Except not exactly. More like a bike accident. Let me explain.
I went for a run along the Pier yesterday, which was both as painful and pleasant as it always is to run along the water, except it was hot as balls. And with the warm weather comes lots of tours and visitors on the Pier in addition to the daily runners and bikers. At first, I didn't think anything of it. I'd occasionally have to run in place while large groups of people took their sweet time crossing the track, but as I'm an unbearably slow runner, it wasn't too much of an imposition. The dock at 42nd street was clogged with almost a half dozen tour buses so the "run/walk" track was littered with people just standing around, and it forced me to brave the "bike/skate" track which wasn't so bad and certainly better paved. It may seem silly that I avoid the smoother track in favor of a road that is somewhat bumpy at times and well-paved at others, but had you been side-swept by a biker and knocked to the pavement while running, you'd avoid it too. I digress.
What made me notice just how crowded the Pier was on this rare sunny Sunday in April was the mass of people I saw on the track at 34th street. From a distance, all I could see was a large group of people huddled together but as I got closer, I saw a few bikes spewed about the track and noticed that quite a few of the people had biking helmets on. When I was about a half-a-block away, I realized what was drawing the crowd. At first, all I saw was the sweaty back of a man crouched down on the pavement. His arms moved slowly and carefully as he seemed to be lifting something from the ground. As I ran past, I could see that something was actually a someone. In the middle of a crowd of nearly 20 people laid an injured biker who moaned as the man tried to help him sit up. He must have fallen from his bike (he was wearing a biking helmet as well) after colliding with something or someone at the crosswalk (I'm assuming). He was lying on his chest and as he leaned forward, I could see that both his mouth and the left side of his face were covered in blood. Not a pretty sight. Yet, there were so many people just standing around watching. At least 15 people stood in a tight circle around the injured biker, looking on with wide-eyes or talking to each other. A few were even on the telephone, calling an ambulance I'm assuming. And like a starburst, whose center is denser than it's extensions, a few bystanders lingered around the perimeter watching how everything played out. After I'd passed the group, I stopped for a moment among the bystanders, assessed whether I could be of any help, determined that I couldn't, and carried out with my slow crawl down the Pier.

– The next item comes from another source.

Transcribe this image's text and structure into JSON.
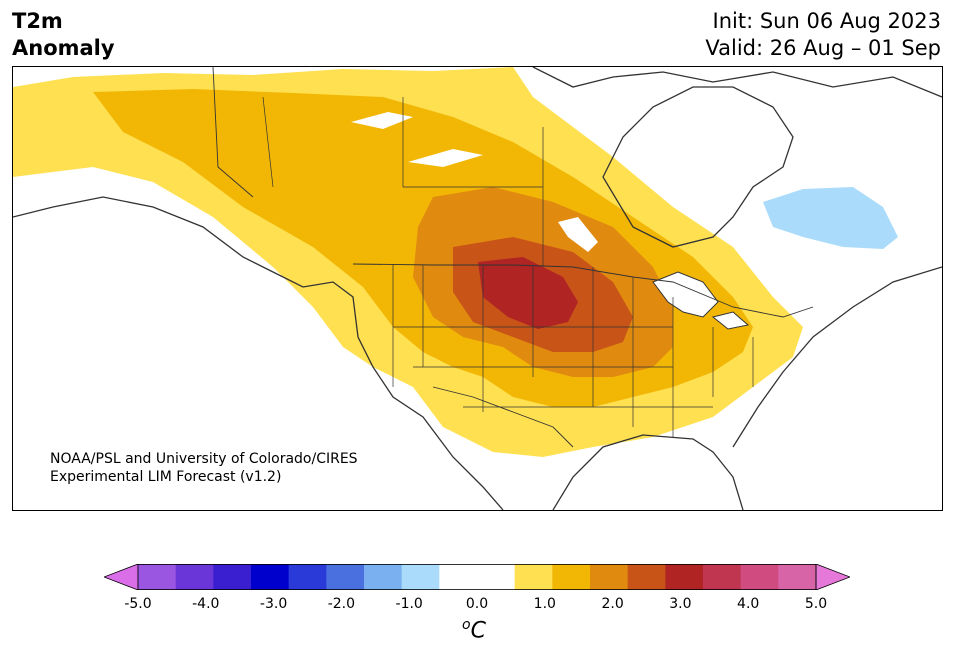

As I walked home from the Pier, an ambulance whizzed past me with its siren blaring. I never really understood why people stand gawking at accidents. I'm not excluding myself from this because I'm not immune. We're drawn to them like magnets and simply can't look away. For some there's even an element of excitement as if life has become a real-life episode of CSI or something. Everyone wants to contribute, talk to reporters, relay what they saw or what they think must have happened. We all stare at the 6-car pile up, but we don't all have to linger around. That's the pang I felt as I continued my run away from the bike accident. Why are these people just lingering around? It was almost frustrating to me. For one reason, and admittedly the least important reason, having an accident is embarrassing. Whether you've been side-swept and knocked to the ground or flipped over the handlebars and bleeding from your mouth, it's embarrassing. You could be badly hurt or barely hurt at all, but your first instinct after you've tumbled to the ground is to pick yourself back up and pretend like you're fine, like it didn't happen. Carry on, nothing to see here! And when people stop and form large groups around your whoopsie, the embarrassment triples. My second thought is to question how this is helping. Does a group of nearly two dozen people surrounding one injured person really help anything? You know the saying "too many chefs in the kitchen"? I'm pretty sure it applies to "too many responders to the scene". There comes a point where the addition of helpers becomes more hurtful than helpful, and I'm sure for a bike accident, that number is somewhere around six. Because when everyone is helping, no one is actually helping.
Moral of the story: if you're just being nosey, keep it moving.
CHECK-IN #?: I've had a rough few weeks and actually ended up gaining 2 pounds, which makes me want to scream. *Insert screaming emoji here*. But instead of sinking to the ground and burrowing myself into the dirt, I'm trying something to boost my workout - enter two-a-days a.k.a the death of me :/ I'll be sure to update how this works out if I live.